Other than playing as a decoy when Lille are trying to find space through the middle. The full-backs have the task to provide width during the possession phase. The positioning is key, moving deep enough to be available for a pass from the wide centre-backs but staying high enough to stretch the midfield or even backline. Then the ability to make runs in behind and deliver crosses is also important. As the centre of the field is so packed with players. The full-backs are isolated down the touchline. Because of this isolation, it would be an additional positive skill if the full-backs were able to dominate in 1vs1 situations. But timing a run in behind can compensate for this.
After analyzing Lille’s 3-1-6 system in this tactical analysis, it appears that this system relies on the players recognizing space and making the right choice to take advantage of the space that opens up. Shortly said, the players filling in this system have to be good decision-makers. As a consequence, the 3-1-6 system stimulates its players to be creative.
The main aim of the system can be found in a famous quote Manchester City manager Guardiola. Guardiola once said: ‘the aim is to move the opponent and not the ball.’ This is applicable to the system as the aim is to manipulate the opponents’ defensive structure through movement.
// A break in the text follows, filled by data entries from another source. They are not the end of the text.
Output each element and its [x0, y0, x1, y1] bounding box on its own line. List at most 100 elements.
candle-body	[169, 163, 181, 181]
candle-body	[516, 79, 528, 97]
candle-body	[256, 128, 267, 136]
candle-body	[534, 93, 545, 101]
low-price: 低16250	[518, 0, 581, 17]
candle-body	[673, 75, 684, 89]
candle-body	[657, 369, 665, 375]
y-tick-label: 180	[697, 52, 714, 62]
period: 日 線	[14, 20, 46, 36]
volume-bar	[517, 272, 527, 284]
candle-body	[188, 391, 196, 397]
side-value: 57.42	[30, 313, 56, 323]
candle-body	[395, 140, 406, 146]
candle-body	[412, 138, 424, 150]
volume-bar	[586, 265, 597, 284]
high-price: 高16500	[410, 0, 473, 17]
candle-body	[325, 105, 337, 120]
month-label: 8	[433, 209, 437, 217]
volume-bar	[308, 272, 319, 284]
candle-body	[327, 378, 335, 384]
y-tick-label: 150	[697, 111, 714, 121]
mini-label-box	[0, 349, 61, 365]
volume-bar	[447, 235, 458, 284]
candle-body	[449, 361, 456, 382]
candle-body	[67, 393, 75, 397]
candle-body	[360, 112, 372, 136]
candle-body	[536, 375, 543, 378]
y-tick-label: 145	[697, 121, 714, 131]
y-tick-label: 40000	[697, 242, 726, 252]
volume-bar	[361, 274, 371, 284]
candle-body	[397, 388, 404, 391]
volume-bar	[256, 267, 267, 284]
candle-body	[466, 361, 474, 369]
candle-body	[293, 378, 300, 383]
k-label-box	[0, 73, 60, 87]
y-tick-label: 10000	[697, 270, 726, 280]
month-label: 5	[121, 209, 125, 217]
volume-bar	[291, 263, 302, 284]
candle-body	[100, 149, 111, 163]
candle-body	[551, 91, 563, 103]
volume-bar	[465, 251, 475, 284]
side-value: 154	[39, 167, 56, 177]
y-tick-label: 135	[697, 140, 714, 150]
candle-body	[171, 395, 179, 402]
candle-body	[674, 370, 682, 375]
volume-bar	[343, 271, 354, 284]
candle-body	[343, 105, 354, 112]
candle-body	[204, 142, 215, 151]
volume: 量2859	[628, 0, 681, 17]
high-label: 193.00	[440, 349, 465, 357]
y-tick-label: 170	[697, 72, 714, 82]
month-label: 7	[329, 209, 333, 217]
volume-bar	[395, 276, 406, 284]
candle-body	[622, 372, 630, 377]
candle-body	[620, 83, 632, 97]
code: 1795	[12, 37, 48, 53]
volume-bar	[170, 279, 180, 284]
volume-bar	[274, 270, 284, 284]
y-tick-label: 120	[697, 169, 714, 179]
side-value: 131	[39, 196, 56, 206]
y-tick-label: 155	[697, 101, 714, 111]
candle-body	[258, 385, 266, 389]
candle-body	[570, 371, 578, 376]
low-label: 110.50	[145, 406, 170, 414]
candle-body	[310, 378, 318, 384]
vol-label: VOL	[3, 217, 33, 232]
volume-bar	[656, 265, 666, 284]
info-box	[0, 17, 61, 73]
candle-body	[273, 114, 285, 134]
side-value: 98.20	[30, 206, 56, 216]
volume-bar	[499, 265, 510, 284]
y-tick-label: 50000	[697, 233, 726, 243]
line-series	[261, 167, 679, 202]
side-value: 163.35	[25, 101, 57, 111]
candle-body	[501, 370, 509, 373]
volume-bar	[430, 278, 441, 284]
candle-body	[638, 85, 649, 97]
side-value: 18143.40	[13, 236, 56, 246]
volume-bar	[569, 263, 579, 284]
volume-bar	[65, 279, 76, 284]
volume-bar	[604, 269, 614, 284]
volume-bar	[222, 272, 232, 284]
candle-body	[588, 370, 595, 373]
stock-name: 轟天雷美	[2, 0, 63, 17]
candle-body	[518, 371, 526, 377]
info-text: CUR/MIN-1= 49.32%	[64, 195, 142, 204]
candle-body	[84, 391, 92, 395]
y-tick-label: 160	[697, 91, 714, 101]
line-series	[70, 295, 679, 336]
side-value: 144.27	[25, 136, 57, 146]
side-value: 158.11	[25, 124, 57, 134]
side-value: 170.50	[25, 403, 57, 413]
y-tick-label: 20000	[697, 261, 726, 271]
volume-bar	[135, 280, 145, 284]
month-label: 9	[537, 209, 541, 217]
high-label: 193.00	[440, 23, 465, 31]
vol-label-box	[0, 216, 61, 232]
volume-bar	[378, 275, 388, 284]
The key to success is to avoid the opponent pressing in a man orientated way. If the press is zonal, there is always a numerical superiority during build-up play in the deeper areas. In addition to that, the opposition is pinned back due to the high number of players occupying the space between the lines. On the other hand, this setup gives a good chance to prevent any counter-attack because of the positioning of wide the centre-backs and the pivot in front of them. After taking into consideration the advantages the 3-1-6 system gives, it is no coincidence that teams like AFC Ajax and FC Bayern München also use this system.